Guncangan Pasar dan Dampak Ekonomi

Kebijakan tarif ini langsung mengguncang pasar keuangan. Indeks saham AS kembali turun, sementara bursa saham Eropa sedikit membaik setelah empat hari anjlok. Dampak ekonomi pun mulai terasa. Survei Reuters/Ipsos menunjukkan tiga dari empat warga AS mengantisipasi kenaikan harga.

Beberapa perusahaan, seperti Micron Technology, mengumumkan akan menambahkan biaya tambahan. Peritel pakaian menunda pemesanan dan menahan perekrutan. Asosiasi industri alas kaki memperkirakan harga sepatu lari buatan Vietnam akan melonjak. Kepanikan juga melanda konsumen. "Saya memborong stok - kacang, makanan kaleng, tepung, semuanya," kata Thomas Jennings (53), saat berbelanja di Walmart, New Jersey.

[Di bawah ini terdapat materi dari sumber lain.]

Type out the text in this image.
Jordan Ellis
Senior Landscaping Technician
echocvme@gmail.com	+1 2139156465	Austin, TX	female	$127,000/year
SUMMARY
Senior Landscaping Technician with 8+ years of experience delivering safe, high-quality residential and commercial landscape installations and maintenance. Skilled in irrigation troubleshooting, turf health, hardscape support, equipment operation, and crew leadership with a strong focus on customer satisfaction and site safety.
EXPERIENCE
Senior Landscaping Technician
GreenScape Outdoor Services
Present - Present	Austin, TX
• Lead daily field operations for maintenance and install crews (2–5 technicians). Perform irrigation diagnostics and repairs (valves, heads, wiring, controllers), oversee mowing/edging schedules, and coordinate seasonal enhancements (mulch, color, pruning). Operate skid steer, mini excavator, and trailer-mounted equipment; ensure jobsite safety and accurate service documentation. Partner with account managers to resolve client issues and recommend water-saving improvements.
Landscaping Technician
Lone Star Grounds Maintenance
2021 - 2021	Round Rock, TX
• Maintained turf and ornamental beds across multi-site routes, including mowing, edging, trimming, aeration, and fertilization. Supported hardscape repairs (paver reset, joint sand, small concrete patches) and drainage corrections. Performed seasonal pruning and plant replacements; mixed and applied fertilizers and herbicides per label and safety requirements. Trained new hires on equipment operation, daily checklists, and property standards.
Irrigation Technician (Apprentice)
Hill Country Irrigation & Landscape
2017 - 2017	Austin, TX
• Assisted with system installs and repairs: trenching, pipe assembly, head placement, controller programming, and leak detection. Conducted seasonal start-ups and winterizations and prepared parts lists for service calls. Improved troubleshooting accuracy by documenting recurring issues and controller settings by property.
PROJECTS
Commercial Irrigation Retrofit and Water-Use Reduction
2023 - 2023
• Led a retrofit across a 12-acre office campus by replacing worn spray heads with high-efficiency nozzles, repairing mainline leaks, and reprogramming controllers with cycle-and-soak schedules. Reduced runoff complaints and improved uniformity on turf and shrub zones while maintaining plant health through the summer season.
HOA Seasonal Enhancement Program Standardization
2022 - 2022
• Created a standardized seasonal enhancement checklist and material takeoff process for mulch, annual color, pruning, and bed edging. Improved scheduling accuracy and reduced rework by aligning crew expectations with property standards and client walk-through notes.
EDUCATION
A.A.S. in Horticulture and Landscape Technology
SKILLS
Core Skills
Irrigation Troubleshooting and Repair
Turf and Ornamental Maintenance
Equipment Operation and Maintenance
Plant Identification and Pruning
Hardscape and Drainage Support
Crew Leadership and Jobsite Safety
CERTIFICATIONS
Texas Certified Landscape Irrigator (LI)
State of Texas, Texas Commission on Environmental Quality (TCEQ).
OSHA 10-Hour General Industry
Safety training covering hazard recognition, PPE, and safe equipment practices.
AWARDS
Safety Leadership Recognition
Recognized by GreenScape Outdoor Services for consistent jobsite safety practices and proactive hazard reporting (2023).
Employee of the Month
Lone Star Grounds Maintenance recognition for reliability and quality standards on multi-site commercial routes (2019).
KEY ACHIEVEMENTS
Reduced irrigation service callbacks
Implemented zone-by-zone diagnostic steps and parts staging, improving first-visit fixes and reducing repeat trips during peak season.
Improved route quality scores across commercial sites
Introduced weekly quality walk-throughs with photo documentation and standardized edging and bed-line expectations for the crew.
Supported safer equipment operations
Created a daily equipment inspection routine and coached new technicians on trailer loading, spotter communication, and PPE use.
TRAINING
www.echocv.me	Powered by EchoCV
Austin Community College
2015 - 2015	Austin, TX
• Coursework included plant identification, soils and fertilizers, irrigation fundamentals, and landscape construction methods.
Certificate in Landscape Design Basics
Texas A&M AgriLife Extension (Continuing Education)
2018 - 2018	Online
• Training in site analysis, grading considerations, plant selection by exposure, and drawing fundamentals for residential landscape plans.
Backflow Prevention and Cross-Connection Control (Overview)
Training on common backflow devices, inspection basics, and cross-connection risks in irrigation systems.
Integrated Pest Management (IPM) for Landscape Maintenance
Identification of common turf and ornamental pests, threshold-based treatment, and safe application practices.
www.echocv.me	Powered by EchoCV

Senjata Politik dan Ekonomi Bermata Dua?

Meskipun dihujani kritik, Trump yakin tarif ini akan memulihkan industri dalam negeri. "Jangan lemah! Jangan bodoh!" serunya. Ia percaya tarif tinggi akan memaksa perusahaan asing memindahkan operasinya ke AS. Namun, banyak ekonom dan bahkan pendukung Partai Republik khawatir. CEO JPMorgan Chase, Jamie Dimon, memperingatkan potensi inflasi, sementara Senator Ted Cruz khawatir akan krisis lapangan kerja dan kenaikan harga, yang bisa menjadi "bencana politik" bagi Partai Republik.

FAQ

Apakah tarif ini akan berdampak pada harga barang di Indonesia, Bu Sri Mulyani? (Pertanyaan dari Ani, Jakarta)

Sri Mulyani Indrawati: Meskipun dampaknya tidak langsung, potensi kenaikan harga barang impor dari AS dan China tetap ada. Pemerintah akan terus memantau dan mengambil langkah-langkah yang diperlukan untuk menjaga stabilitas harga di dalam negeri.